Charles III who became king the day his mother Queen Elizabeth II died, was anointed King of Britain
They do these things like coronations well. It is a tradition that dates back almost 1,000 years to William the Conqueror of 1066 fame. And the British do pomp and pageantry in prim and proper manner, down to the last protocol and taking care of every minute detail along the way, with certain aplomb, and get all of it mostly right. Charles III who became king the day his mother Queen Elizabeth II died in September 2022, but only after an interminable 70-year wait, was anointed King of Britain and the realms and everyone, almost everyone that is, had a good time.
It rained before, during and after the ceremony, but so notoriously fickle is the English weather. It may have disappointed Charles, who had once picked “Don’t rain on my parade” by Barbara Streisand in his favourite playlist. But none saw in it a portend of grey things to come. Maybe, Prince Harry, his appointed fifth place in the line of succession intact despite his renouncing the trappings of monarchy, may see it differently, which is why he dashed off to his new home in America and his wife Meghan and children after sitting in the third row at Westminster Abbey.

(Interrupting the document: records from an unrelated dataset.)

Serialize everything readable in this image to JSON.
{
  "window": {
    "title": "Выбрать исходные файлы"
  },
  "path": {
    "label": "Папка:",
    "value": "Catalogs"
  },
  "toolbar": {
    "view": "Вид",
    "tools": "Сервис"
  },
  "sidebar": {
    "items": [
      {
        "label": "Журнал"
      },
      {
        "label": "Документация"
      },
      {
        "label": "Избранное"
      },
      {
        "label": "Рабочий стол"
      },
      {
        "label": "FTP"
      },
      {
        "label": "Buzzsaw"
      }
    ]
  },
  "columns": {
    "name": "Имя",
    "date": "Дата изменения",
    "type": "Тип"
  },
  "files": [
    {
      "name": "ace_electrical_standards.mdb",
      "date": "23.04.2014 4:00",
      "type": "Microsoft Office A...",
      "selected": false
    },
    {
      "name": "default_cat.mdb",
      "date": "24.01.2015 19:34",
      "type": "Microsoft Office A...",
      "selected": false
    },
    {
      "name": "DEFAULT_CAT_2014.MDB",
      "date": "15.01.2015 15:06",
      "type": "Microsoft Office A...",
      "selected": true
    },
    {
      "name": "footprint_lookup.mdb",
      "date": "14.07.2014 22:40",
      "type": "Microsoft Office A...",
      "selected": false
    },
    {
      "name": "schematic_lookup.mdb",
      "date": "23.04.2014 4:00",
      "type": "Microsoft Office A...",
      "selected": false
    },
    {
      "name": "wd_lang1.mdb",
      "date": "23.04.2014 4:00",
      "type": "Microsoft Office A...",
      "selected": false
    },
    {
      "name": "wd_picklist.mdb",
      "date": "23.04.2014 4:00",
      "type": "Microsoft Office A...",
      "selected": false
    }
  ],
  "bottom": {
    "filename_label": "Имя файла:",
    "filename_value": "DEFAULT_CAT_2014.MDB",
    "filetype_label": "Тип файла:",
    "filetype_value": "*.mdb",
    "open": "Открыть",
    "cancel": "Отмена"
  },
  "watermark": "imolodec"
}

In this modern day and age, hereditary royalty is an anachronism and many nations that were part of the British Empire on which the sun never set are bristling with outrage and republican feelings. A Prince who sought diversity and promoted such ideals as saving the environment from climate change and looking after disadvantaged youth also brought much diversity into a royal occasion steeped with religiosity and spirituality.
Royalty, as a natural tourism promotion particularly attractive to people across the Atlantic, has done well for Britain even if some have protested the cost to the exchequer and the House of Windsor’s tax-free status. Just over 50 protesters were rounded up to keep the peace on the solemn as well as celebratory occasion, a minuscule number as compared to the millions who came on to the streets and many millions more who watched the Coronation on colour TV – it was B&W when his mother was crowned back in 1953.
Embracing the modern and keeping the monarchy relevant at a time of conflicting emotions about almost everything will be among the challenges that Charles III faces, besides dealing with a fractious extended royal family. Among the pluses is Queen Camilla has made herself popular with the high and mighty as well as the hoi polloi.